In mid-1927 the entire world, and certainly St. Louis, celebrated Charles “Lucky” Lindbergh for his daring flight across the Atlantic. The flight won him not only fame but also fortune—the $25,000 Orteig prize which had gone unclaimed since it was first offered in 1919. But had it not been for a Spanish Air Mail stamp issued in 1930, we might never have known of Lindbergh’s cat, Patsy.
The 1 Peseta air mail stamp commemorating Lindbergh’s flight was issued October 10, 1930 in Seville, Spain; one of a series of eight for the Spanish-American Exhibition, or World’s Fair, held that year. It features a vignette of Lindbergh, the Statue of Liberty, the Spirit of St. Louis, and Patsy’s silhouette–what is thought to be the first domestic cat featured on postage– looking on at the departing plane.
Numerous articles assert that Patsy was a frequent passenger on Lindbergh’s flights and could often be found curled up in his plane’s tail in the hangar. When asked why Patsy did not join him for the famed trans-Atlantic flight, however, Lindbergh stated, “It’s too dangerous a journey to risk the cat’s life.” Instead he opted to take a “Felix The Cat” doll (from the 1919 Feline Follies cartoon) as his mascot.

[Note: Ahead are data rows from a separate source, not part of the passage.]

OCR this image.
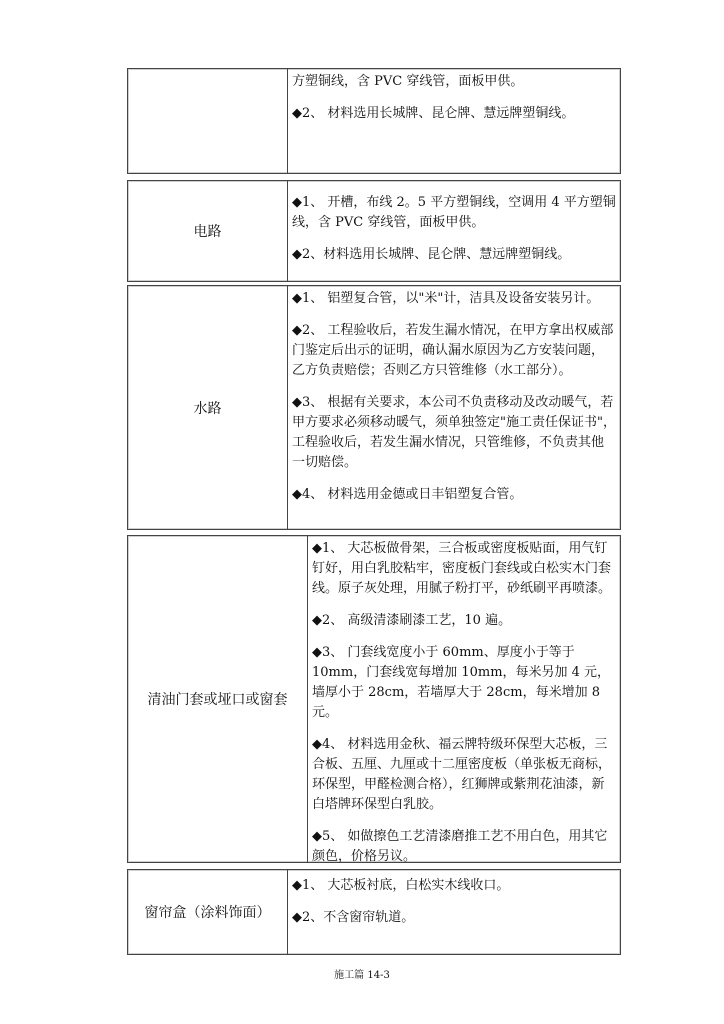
方塑铜线，含 PVC 穿线管，面板甲供。

◆2、 材料选用长城牌、昆仑牌、慧远牌塑铜线。

电路

◆1、 开槽，布线 2。5 平方塑铜线，空调用 4 平方塑铜线，含 PVC 穿线管，面板甲供。

◆2、材料选用长城牌、昆仑牌、慧远牌塑铜线。

水路

◆1、 铝塑复合管，以"米"计，洁具及设备安装另计。

◆2、 工程验收后，若发生漏水情况，在甲方拿出权威部门鉴定后出示的证明，确认漏水原因为乙方安装问题，乙方负责赔偿；否则乙方只管维修（水工部分）。

◆3、 根据有关要求，本公司不负责移动及改动暖气，若甲方要求必须移动暖气，须单独签定"施工责任保证书"，工程验收后，若发生漏水情况，只管维修，不负责其他一切赔偿。

◆4、 材料选用金德或日丰铝塑复合管。

清油门套或垭口或窗套

◆1、 大芯板做骨架，三合板或密度板贴面，用气钉钉好，用白乳胶粘牢，密度板门套线或白松实木门套线。原子灰处理，用腻子粉打平，砂纸刷平再喷漆。

◆2、 高级清漆刷漆工艺，10 遍。

◆3、 门套线宽度小于 60mm、厚度小于等于 10mm，门套线宽每增加 10mm，每米另加 4 元，墙厚小于 28cm，若墙厚大于 28cm，每米增加 8 元。

◆4、 材料选用金秋、福云牌特级环保型大芯板，三合板、五厘、九厘或十二厘密度板（单张板无商标，环保型，甲醛检测合格），红狮牌或紫荆花油漆，新白塔牌环保型白乳胶。

◆5、 如做擦色工艺清漆磨推工艺不用白色，用其它颜色，价格另议。

窗帘盒（涂料饰面）

◆1、 大芯板衬底，白松实木线收口。

◆2、不含窗帘轨道。

施工篇 14-3
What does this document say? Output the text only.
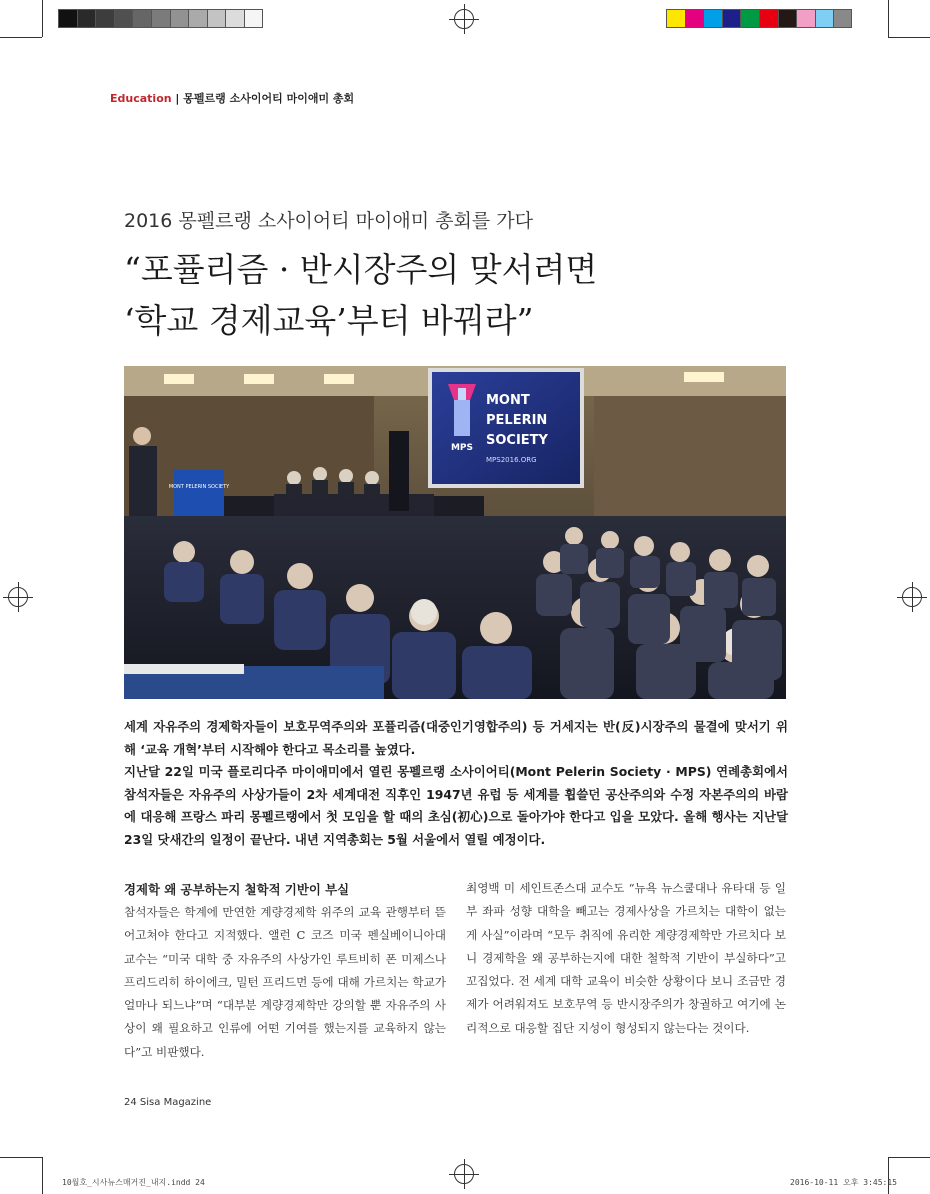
Education | 몽펠르랭 소사이어티 마이애미 총회
2016 몽펠르랭 소사이어티 마이애미 총회를 가다
“포퓰리즘 · 반시장주의 맞서려면
‘학교 경제교육’부터 바꿔라”
MONT PELERIN SOCIETY
MPS
MONT
PELERIN
SOCIETY
MPS2016.ORG

세계 자유주의 경제학자들이 보호무역주의와 포퓰리즘(대중인기영합주의) 등 거세지는 반(反)시장주의 물결에 맞서기 위해 ‘교육 개혁’부터 시작해야 한다고 목소리를 높였다.

지난달 22일 미국 플로리다주 마이애미에서 열린 몽펠르랭 소사이어티(Mont Pelerin Society · MPS) 연례총회에서 참석자들은 자유주의 사상가들이 2차 세계대전 직후인 1947년 유럽 등 세계를 휩쓸던 공산주의와 수정 자본주의의 바람에 대응해 프랑스 파리 몽펠르랭에서 첫 모임을 할 때의 초심(初心)으로 돌아가야 한다고 입을 모았다. 올해 행사는 지난달 23일 닷새간의 일정이 끝난다. 내년 지역총회는 5월 서울에서 열릴 예정이다.

경제학 왜 공부하는지 철학적 기반이 부실
참석자들은 학계에 만연한 계량경제학 위주의 교육 관행부터 뜯어고쳐야 한다고 지적했다. 앨런 C 코즈 미국 펜실베이니아대 교수는 “미국 대학 중 자유주의 사상가인 루트비히 폰 미제스나 프리드리히 하이에크, 밀턴 프리드먼 등에 대해 가르치는 학교가 얼마나 되느냐”며 “대부분 계량경제학만 강의할 뿐 자유주의 사상이 왜 필요하고 인류에 어떤 기여를 했는지를 교육하지 않는다”고 비판했다.
최영백 미 세인트존스대 교수도 “뉴욕 뉴스쿨대나 유타대 등 일부 좌파 성향 대학을 빼고는 경제사상을 가르치는 대학이 없는 게 사실”이라며 “모두 취직에 유리한 계량경제학만 가르치다 보니 경제학을 왜 공부하는지에 대한 철학적 기반이 부실하다”고 꼬집었다. 전 세계 대학 교육이 비슷한 상황이다 보니 조금만 경제가 어려워져도 보호무역 등 반시장주의가 창궐하고 여기에 논리적으로 대응할 집단 지성이 형성되지 않는다는 것이다.
24 Sisa Magazine
10월호_시사뉴스매거진_내지.indd 24	2016-10-11 오후 3:45:15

The air mail stamp itself was created using two plates; one for the vignette of Lindbergh, with the second plate containing the remainder of the design. This resulted in the printing of many unauthorized versions, including these examples:
It was 22 years later before the next cat appeared on a postage stamp. In fact, cats did not become common on stamps until the 1960s, although the American Topical Association now lists 2,968 cat stamps in 37 categories (mostly based on breed).